Cover Time in Edge-Uniform Stochastically-Evolving Graphs (1702.05412v5)

Abstract: We define a general model of stochastically-evolving graphs, namely the \emph{Edge-Uniform Stochastically-Evolving Graphs}. In this model, each possible edge of an underlying general static graph evolves independently being either alive or dead at each discrete time step of evolution following a (Markovian) stochastic rule. The stochastic rule is identical for each possible edge and may depend on the past $k \ge 0$ observations of the edge's state. We examine two kinds of random walks for a single agent taking place in such a dynamic graph: (i) The \emph{Random Walk with a Delay} (\emph{RWD}), where at each step the agent chooses (uniformly at random) an incident possible edge, i.e., an incident edge in the underlying static graph, and then it waits till the edge becomes alive to traverse it. (ii) The more natural \emph{Random Walk on what is Available} (\emph{RWA}) where the agent only looks at alive incident edges at each time step and traverses one of them uniformly at random.

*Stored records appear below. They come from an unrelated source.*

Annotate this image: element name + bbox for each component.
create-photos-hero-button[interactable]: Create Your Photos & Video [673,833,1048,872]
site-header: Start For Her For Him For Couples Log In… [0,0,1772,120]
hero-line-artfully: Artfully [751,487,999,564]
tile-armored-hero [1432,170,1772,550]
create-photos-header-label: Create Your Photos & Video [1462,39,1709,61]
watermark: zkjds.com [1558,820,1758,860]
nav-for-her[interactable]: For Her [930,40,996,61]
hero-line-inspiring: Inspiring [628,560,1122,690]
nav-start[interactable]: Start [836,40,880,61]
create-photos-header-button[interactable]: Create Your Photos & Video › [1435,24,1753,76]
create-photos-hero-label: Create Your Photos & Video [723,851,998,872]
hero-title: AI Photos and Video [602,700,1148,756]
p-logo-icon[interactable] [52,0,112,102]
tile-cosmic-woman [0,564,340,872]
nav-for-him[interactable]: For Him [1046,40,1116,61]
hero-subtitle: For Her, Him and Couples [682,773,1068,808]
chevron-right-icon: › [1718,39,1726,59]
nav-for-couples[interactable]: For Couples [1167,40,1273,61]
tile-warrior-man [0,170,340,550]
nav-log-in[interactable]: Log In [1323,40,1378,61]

Our study is on bounding the \emph{cover time}, i.e., the expected time until each node is visited at least once by the agent. For \emph{RWD}, we provide a first upper bound for the cases $k = 0, 1$ by correlating \emph{RWD} with a simple random walk on a static graph. Moreover, we present a modified electrical network theory capturing the $k = 0$ case. For \emph{RWA}, we derive some first bounds for the case $k = 0$, by reducing \emph{RWA} to an \emph{RWD}-equivalent walk with a modified delay. Further, we also provide a framework, which is shown to compute the exact value of the cover time for a general family of stochastically-evolving graphs in exponential time. Finally, we conduct experiments on the cover time of \emph{RWA} in Edge-Uniform graphs and compare the experimental findings with our theoretical bounds.